The grandmother who is suing Georgia's Division of Family and Children's Services for her granddaughter's death attended a candlelight vigil for the victims of murder in Gwinnett County. Ten-year-old Emani Moss was starved to death, her body burned in a trash can, despite a lengthy record of abuse on file with D-FACS.
The loved ones of people murdered in Gwinnett County this year filled the Justice Center in Lawrenceville, including Robin Moss.
Robin Moss was in good spirits despite her heartbreak. It's her own son and his wife who are charged with killing the little girl. Bagpipes, song and the lighting of several Christmas trees were just a part of the ceremony. Each victim's name was also read aloud followed by the ring of a bell.

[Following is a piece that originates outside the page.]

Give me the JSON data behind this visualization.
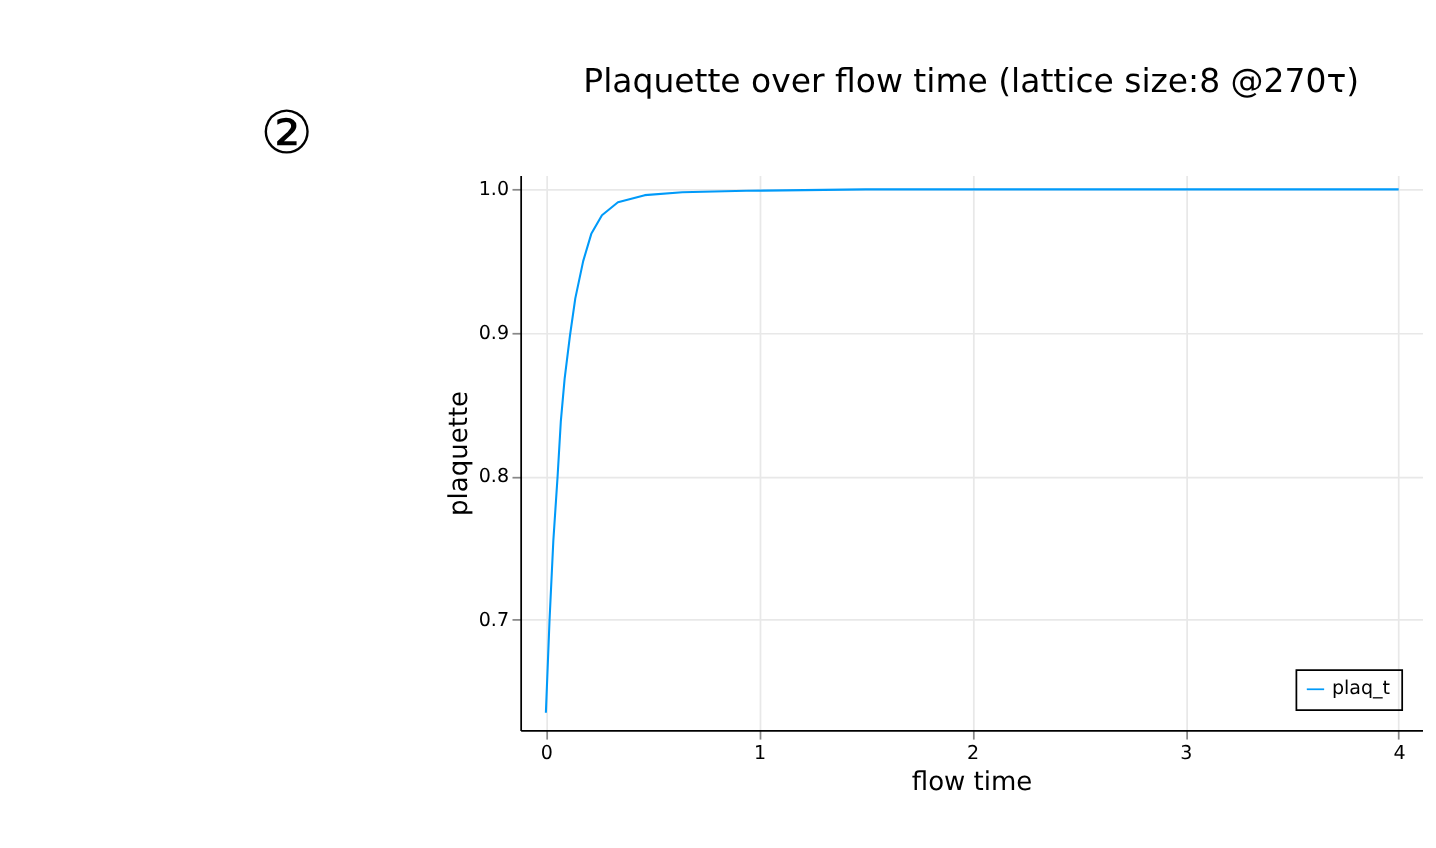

Robin Moss said she wished her granddaughter was with her. "It's difficult because it's the loving time of year, honestly, and family and we all miss her," she said. "She made a list every year. Last year she only wanted two things and that was a book and to be with me."
At least for the night rather than think about how police say her own son and daughter-in-law neglected and killed her grandchild, Moss said she'd rather think about Emani is in "a safer place now where no one else can hurt her, no more harm, no more pain."
Eman and Tiffany Moss are both in jail, charged with murder. An attorney for grandmother Robin Moss recently sent a letter of intent to sue to the state, saying D-FACS is largely responsible for the little girl's death.